The other is Intelligence, an AI model that “brings clearer, factual context to generative content, helping organizations understand not just whether content is authentic, but why.”
The company’s funding comes at a time when AI has made it easier for criminals to carry out fraud, as Zac Cohen, chief product officer at Trulioo, and William Fitzgerald, vice president of Global Fraud & Financial Crimes at WEX, told PYMNTS earlier this month.
“The sophisticated tooling to defraud a system … is now available to a much wider swath of bad actors,” Cohen said.
“The barrier to entry into becoming a fraudster at scale is essentially gone,” Fitzgerald added. “Anybody with … 20 bucks a month and an AI interface can get into the fraud market.”

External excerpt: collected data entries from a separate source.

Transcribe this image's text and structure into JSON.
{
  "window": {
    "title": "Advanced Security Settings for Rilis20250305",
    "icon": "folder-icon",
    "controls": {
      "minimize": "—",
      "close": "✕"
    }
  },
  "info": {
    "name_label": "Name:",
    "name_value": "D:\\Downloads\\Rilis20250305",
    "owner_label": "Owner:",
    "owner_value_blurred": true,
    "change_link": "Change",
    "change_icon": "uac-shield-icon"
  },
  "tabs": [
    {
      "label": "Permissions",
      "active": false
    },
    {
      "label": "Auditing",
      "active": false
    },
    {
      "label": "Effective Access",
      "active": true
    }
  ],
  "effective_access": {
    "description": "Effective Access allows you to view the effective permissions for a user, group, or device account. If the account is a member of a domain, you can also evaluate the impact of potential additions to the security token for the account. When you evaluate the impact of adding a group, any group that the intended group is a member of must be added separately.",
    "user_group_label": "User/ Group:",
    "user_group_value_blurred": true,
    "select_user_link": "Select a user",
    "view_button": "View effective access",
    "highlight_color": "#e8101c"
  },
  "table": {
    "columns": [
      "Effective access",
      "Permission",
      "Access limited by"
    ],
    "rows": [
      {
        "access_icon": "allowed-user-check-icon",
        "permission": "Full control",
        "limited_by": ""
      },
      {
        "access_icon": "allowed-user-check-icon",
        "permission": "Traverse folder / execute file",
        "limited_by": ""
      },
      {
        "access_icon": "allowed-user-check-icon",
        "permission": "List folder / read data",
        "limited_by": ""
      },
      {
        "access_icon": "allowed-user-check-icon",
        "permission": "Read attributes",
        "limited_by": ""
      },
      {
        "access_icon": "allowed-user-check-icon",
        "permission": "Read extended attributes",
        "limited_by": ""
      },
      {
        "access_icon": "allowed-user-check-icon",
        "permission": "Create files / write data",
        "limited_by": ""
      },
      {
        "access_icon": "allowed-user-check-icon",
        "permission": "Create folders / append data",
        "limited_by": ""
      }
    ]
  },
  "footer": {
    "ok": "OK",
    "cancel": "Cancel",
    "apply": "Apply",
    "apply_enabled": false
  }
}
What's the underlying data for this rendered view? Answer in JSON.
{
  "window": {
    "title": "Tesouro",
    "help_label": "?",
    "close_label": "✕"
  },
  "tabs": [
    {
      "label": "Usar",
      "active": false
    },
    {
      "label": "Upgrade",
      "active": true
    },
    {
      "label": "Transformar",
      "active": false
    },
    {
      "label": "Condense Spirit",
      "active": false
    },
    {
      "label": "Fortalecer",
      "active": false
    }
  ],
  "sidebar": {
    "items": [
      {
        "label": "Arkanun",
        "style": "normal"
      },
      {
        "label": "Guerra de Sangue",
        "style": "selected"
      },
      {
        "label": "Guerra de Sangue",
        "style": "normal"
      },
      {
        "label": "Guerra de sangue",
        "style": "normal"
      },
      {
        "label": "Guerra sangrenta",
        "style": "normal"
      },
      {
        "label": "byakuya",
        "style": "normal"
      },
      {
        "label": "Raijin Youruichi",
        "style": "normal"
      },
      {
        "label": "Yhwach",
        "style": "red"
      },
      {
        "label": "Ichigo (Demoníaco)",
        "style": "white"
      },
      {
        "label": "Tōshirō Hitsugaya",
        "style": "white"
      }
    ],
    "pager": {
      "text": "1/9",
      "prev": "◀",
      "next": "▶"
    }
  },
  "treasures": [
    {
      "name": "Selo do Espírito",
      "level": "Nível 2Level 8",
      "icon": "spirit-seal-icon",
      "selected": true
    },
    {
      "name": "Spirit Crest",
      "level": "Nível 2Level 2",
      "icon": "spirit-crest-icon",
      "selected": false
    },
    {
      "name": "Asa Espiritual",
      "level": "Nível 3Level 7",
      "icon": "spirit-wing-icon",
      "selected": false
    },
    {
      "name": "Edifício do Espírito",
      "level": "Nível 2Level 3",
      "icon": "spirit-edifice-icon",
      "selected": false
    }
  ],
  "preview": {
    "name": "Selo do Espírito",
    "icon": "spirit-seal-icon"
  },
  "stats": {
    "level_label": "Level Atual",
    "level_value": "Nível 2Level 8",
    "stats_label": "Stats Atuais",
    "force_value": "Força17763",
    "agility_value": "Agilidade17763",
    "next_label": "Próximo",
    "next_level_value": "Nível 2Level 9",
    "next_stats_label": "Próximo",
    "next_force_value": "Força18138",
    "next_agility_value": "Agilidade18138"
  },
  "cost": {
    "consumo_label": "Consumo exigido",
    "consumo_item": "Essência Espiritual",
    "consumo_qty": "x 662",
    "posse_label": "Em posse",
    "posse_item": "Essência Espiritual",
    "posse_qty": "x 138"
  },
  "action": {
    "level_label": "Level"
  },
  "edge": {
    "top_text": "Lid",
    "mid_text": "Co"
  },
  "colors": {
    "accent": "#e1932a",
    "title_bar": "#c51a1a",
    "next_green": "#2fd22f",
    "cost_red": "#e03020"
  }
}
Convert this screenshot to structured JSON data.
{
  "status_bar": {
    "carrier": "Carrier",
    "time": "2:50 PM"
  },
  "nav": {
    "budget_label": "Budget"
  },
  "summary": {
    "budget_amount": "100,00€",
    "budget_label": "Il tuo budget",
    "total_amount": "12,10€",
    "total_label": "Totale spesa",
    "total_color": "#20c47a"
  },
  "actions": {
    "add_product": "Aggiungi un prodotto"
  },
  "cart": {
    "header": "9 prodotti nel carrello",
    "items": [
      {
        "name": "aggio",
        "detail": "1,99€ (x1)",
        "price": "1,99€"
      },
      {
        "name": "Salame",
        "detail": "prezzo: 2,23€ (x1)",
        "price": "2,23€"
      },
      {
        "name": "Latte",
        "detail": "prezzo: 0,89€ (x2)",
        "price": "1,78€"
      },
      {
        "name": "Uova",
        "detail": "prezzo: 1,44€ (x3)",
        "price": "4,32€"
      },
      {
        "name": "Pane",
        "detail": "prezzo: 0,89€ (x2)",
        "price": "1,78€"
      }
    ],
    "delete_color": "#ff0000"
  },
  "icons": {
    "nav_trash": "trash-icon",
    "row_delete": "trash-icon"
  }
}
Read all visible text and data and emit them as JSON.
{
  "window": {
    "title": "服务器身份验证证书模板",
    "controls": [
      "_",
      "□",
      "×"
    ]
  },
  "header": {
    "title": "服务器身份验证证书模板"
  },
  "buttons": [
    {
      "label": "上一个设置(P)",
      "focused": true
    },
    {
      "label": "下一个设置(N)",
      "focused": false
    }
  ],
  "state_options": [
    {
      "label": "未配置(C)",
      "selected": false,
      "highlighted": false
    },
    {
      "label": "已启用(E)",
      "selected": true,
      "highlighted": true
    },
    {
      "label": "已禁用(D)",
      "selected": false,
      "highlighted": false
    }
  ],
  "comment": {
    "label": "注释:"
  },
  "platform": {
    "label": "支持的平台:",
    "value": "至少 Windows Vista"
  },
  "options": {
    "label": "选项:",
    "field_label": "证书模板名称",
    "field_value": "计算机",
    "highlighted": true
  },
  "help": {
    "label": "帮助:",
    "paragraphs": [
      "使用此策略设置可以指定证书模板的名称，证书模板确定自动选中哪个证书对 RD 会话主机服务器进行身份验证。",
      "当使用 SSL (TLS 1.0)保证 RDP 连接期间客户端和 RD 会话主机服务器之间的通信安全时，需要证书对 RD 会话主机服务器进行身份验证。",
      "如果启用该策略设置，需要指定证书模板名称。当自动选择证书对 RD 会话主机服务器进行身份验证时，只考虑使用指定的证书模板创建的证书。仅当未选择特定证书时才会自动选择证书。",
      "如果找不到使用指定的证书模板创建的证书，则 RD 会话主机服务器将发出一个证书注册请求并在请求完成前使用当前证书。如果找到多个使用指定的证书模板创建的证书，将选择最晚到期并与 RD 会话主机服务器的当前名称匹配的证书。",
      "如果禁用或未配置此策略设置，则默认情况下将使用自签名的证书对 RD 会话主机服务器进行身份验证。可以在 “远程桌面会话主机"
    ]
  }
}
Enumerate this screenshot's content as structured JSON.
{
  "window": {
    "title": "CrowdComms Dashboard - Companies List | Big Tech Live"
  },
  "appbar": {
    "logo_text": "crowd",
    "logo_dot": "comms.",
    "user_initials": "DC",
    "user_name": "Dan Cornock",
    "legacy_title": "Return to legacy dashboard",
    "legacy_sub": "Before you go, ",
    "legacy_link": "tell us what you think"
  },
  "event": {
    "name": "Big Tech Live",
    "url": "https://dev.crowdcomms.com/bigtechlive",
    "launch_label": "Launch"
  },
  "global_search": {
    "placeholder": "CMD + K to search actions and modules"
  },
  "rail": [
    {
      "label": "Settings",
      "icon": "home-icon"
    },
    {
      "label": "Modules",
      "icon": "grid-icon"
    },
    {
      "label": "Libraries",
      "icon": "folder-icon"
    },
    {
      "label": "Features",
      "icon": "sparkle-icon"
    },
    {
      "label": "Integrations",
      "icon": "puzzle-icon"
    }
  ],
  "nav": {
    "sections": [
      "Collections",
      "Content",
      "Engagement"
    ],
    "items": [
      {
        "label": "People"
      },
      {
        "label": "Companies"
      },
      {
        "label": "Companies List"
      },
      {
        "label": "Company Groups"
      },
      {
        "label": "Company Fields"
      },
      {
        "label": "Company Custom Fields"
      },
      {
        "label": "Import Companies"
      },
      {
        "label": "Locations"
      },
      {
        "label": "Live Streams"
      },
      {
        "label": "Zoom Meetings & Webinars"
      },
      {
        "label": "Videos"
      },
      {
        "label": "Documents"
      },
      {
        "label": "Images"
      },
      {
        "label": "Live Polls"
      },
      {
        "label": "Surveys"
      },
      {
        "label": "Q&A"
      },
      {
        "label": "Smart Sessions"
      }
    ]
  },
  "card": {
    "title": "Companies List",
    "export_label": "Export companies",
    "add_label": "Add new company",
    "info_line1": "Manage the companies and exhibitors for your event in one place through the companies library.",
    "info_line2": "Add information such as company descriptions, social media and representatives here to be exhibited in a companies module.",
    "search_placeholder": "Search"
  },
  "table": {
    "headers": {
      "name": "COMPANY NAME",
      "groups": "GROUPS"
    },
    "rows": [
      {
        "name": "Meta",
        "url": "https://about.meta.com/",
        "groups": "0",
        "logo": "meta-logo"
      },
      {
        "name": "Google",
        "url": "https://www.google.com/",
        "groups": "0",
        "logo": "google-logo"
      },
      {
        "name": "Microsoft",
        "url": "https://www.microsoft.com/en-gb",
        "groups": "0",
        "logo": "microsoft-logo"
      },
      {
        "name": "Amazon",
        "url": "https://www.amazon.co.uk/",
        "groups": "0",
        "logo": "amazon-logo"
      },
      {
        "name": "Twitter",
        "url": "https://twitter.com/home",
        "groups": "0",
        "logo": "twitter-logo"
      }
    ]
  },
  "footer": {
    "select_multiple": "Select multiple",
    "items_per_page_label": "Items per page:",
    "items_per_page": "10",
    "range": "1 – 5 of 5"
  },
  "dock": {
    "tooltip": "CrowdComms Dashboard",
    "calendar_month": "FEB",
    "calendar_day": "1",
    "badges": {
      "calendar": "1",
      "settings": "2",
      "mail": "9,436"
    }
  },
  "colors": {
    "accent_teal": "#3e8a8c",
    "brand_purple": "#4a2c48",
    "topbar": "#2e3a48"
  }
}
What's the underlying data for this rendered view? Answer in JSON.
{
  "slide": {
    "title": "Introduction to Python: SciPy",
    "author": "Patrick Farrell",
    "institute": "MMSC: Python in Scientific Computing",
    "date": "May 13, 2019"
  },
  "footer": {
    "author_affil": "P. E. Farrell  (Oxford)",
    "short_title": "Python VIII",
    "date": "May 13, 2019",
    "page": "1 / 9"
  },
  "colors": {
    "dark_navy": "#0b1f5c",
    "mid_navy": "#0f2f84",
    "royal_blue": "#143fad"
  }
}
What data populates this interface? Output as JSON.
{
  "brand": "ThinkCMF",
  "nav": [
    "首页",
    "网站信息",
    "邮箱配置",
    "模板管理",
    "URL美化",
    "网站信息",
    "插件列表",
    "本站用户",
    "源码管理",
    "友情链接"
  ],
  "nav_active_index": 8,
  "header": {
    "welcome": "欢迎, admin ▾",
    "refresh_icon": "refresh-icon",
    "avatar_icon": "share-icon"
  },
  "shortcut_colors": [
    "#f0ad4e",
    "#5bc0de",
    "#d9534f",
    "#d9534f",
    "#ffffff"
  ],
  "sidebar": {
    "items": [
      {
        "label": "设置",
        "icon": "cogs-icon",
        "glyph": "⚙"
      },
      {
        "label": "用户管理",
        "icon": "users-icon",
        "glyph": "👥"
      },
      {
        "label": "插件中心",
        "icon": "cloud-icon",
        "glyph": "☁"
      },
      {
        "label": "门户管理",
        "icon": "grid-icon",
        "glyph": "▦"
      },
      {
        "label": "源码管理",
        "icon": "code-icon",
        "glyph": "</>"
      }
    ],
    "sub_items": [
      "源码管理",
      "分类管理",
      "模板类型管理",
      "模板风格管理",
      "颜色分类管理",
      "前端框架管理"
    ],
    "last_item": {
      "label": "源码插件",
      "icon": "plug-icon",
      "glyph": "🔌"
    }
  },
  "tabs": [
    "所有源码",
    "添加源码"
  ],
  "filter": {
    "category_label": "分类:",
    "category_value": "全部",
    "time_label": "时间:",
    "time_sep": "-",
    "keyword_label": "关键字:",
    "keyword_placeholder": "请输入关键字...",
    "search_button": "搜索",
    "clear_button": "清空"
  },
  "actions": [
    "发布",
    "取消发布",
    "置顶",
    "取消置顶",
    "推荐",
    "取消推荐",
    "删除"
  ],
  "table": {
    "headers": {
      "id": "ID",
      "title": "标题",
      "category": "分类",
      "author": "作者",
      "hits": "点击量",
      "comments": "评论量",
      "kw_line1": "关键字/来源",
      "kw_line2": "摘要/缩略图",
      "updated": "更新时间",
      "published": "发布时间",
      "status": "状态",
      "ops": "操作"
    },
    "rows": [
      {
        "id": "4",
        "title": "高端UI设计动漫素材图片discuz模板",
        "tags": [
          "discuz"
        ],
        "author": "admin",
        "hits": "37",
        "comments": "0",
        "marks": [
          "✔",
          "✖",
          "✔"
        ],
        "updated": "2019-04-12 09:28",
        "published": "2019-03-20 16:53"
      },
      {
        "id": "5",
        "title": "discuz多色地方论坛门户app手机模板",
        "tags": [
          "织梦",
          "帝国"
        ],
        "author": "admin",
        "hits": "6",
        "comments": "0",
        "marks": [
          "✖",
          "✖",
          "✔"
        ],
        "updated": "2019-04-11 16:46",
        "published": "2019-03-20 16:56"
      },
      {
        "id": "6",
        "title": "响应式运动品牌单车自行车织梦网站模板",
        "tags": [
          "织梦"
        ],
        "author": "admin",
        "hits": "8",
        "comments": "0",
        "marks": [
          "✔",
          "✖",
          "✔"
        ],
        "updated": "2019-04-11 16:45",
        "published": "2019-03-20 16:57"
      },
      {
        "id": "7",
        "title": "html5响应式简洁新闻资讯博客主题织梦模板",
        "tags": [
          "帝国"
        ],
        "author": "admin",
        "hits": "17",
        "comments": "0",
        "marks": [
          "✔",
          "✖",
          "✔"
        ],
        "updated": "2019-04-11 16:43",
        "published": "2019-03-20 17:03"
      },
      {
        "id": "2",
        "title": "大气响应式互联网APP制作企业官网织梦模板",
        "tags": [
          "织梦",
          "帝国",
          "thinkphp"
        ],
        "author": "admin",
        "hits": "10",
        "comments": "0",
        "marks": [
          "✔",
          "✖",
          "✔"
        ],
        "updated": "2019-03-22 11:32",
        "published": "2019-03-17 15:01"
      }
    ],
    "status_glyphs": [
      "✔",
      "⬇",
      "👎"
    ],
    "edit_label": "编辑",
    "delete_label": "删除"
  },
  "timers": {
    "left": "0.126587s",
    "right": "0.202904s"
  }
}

Recent research from PYMNTS Intelligence and Trulioo examines the cost of this evolving threat landscape. Identity gaps now drain more than 3% of revenue worldwide, or around $95 billion a year. Making matters worse, most companies misunderstand their own readiness. Ninety-six percent said they were confident in their ability to identify harmful bots, even as nearly 60% struggled to do so in practice.
This situation has forced enterprises to reexamine a system in which identity tools might be reviewed every year or two. That’s no longer sufficient, Cohen said.
“It feels like you have to review them every month. There’s a new attack vector, there’s a new fraud swarm … that you’re constantly needing to adapt and evolve to,” he said.